A young woman came to me right at the point of being married and said, (I had never seen her before and it turned out she was one who claimed our church — having been a member of the Sunday School some time way back), “Pastor,  I would like for you to perform the marriage.”  I said, ”Well, I don’t do much in the way of functioning  as a civil authority and I more or less pastor this flock right here. Let me ask you, why are you not appealing to your own church and pastor?'”  This really took her back.  She said, “Why you are my pastor!”  I said, “Oh, I am?” I said, “I’ve been here for a number of years and I don’t believe I have met you before.”  She said, ”Well, I knew so-and-so …….”  I said, “He was quite a way back.  Let me see if I can help you.”  Then I said, “Are you really a believer in the Lord Jesus Christ?” “Oh, yes!”  Now this was more down her line. Never mind how she is performing it—way back there.  ”When I was such and such an age I let Jesus into my heart and I am a Christian.”  I said, “Is that true?  Let me ask you this.  During these recent years, have you ever doubted that you are God’s child?” “Oh, no, I just know I am a Christian.”  Then I said to her, “You don’t know how sorry I am to hear you say that.” ”What do you mean?” She was very upset and turned pale. So I told her the truth.  I said, “Let me read you from God’s Word.

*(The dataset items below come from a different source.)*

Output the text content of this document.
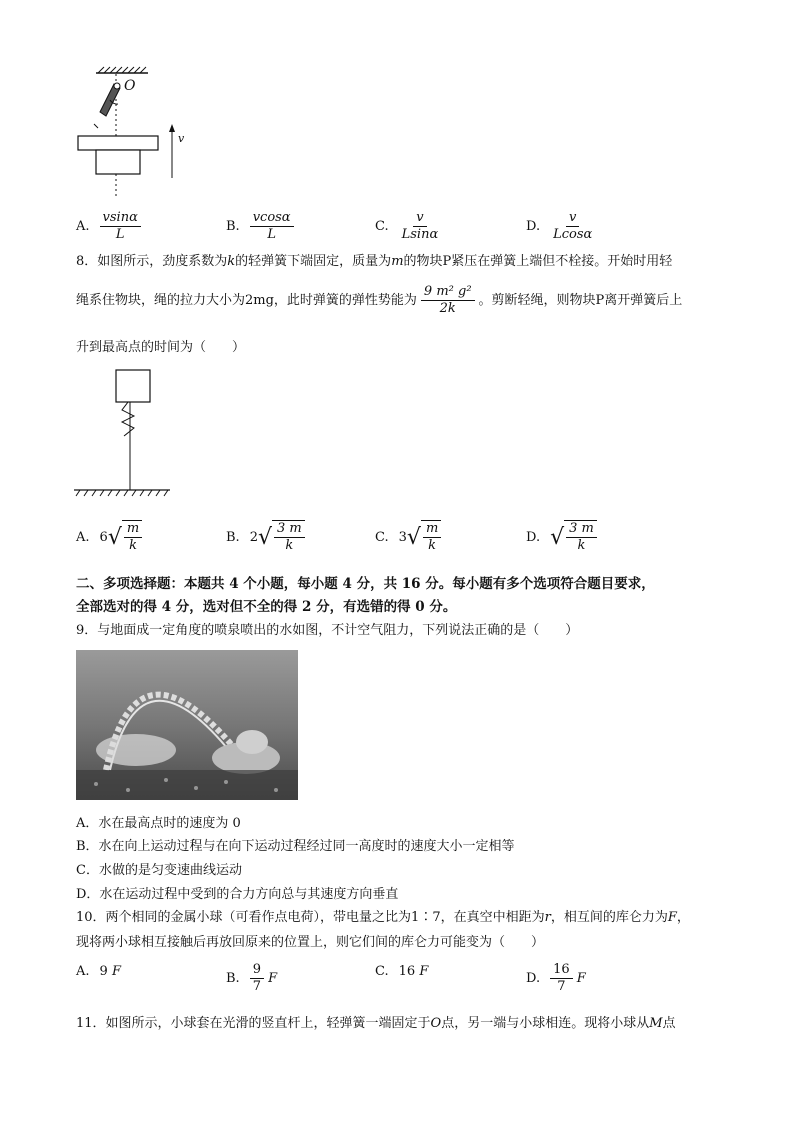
O
v
A. $\frac{vsin\alpha}{L}$	B. $\frac{vcos\alpha}{L}$	C. $\frac{v}{Lsin\alpha}$	D. $\frac{v}{Lcos\alpha}$
8．如图所示，劲度系数为k的轻弹簧下端固定，质量为m的物块P紧压在弹簧上端但不栓接。开始时用轻
绳系住物块，绳的拉力大小为2mg，此时弹簧的弹性势能为 $\frac{\text{9 m² g²}}{2k}$ 。剪断轻绳，则物块P离开弹簧后上
升到最高点的时间为（　　）
A. 6 √ $\frac{m}{k}$	B. 2 √ $\frac{3 m}{k}$	C. 3 √ $\frac{m}{k}$	D. √ $\frac{3 m}{k}$
二、多项选择题：本题共 4 个小题，每小题 4 分，共 16 分。每小题有多个选项符合题目要求，
全部选对的得 4 分，选对但不全的得 2 分，有选错的得 0 分。
9．与地面成一定角度的喷泉喷出的水如图，不计空气阻力，下列说法正确的是（　　）
A．水在最高点时的速度为 0
B．水在向上运动过程与在向下运动过程经过同一高度时的速度大小一定相等
C．水做的是匀变速曲线运动
D．水在运动过程中受到的合力方向总与其速度方向垂直
10．两个相同的金属小球（可看作点电荷），带电量之比为1∶7，在真空中相距为r，相互间的库仑力为F，
现将两小球相互接触后再放回原来的位置上，则它们间的库仑力可能变为（　　）
A. 9
F	B. $\frac{9}{7}$
F	C. 16
F	D. $\frac{16}{7}$
F
11．如图所示，小球套在光滑的竖直杆上，轻弹簧一端固定于O点，另一端与小球相连。现将小球从M点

It says here in John 10:27,  ‘My sheep hear my voice and they follow me.’ This is what the Shepherd says to you: ‘Forsake not the assembling of yourselves together, as the manner of some is.’  How could you have avoided and resisted His voice all these years with no upset at all if He is really yours. Do you think maybe your peace is coming from another voice?” Well, naturally she just doubled over and sobbed and this left me with the decision, “Are the tears coming because she can’t march in white down our beautiful isle…it’s got to be in city hall or in some other church that is not as architecturally nice as ours…or is she repentant? It turned out it was the former all the way.

I was available to help. My heart went out to her but I just could not yield and respond in sympathy. That girl deserved exposure. That girl had lived all those years in a spiritual casket of false assurance and I was not going to put the last nail in. To this day there is one nail missing and there is hope because I did not drive it in.  I don’t believe God has called me that way.